Com a experiência de gestão e do conhecimento que tem da Lotaçor, o que espera da empresa para a próxima década? Que mensagem deixa a todos os elementos que compõem a fileira do pescado nos Açores e o que podem esperar da sua gestão que agora começa como primeira responsável da Lotaçor?
 Este Conselho de Administração quer manifestar apreensão com a situação pandémica atual em que vivemos, mais um forte desafio para a gestão da Lotaçor, com reflexos diretos e indiretos, de constante incerteza para saúde dos seus trabalhadores e familiares e de toda a fileira do pescado, com consequências que poderão ser muito graves para a atividade da empresa, e para a sua situação económico-financeira.
 Por tudo o que referimos nesta entrevista, este é, para nós, um desafio muito aliciante, especialmente, no ano em que a Lotaçor faz 40 anos e para o qual pretende-se que toda a equipa esteja altamente focada e motivada, pois tem muito e perfeito conhecimento de toda a Fileira do Pescado.

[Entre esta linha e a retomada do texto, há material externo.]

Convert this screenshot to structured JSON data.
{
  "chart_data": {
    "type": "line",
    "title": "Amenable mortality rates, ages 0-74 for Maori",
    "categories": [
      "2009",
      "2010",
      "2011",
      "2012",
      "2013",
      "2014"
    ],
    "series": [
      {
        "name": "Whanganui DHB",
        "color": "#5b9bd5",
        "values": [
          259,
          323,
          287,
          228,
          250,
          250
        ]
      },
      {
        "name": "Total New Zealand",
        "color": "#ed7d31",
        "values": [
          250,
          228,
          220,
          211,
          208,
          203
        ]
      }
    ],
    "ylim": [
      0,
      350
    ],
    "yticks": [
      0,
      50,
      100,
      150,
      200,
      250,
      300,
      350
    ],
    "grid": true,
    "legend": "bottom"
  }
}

 Assim, é fundamental no exercício da nossa atividade, atuarmos, diária e constantemente, com o intuito de manter e gerar uma boa saúde financeira, que passará pela resolução do dossier Santa Catarina, as condições para cumprir e solver rigorosamente os compromissos assumidos e garantir capacidade de endividamento, condições base para gerar a confiança quer do acionista quer das entidades parceiras chave, nomeadamente as fontes de financiamento, e fundamentais para conseguir efetuar os investimentos necessários, mas acima de tudo, para cumprir a Missão que nos propusemos.
Na próxima década o que esperamos é que a Lotaçor assuma ainda mais o seu papel central e transversal na Fileira do Pescado dos Açores, ajudando em todo o necessário e fundamental desenvolvimento que a economia do mar tem como potencial.
Todos os trabalhadores, toda Fileira e demais entidades e organizações açorianas podem contar com a cooperação desta Administração para ajudar no desenvolvimento não só da Fileira, mas também dos Açores.
Como mensagem final, podem contar com a Lotaçor todos os dias para ajudar a valorizar mais o Pescado dos Açores.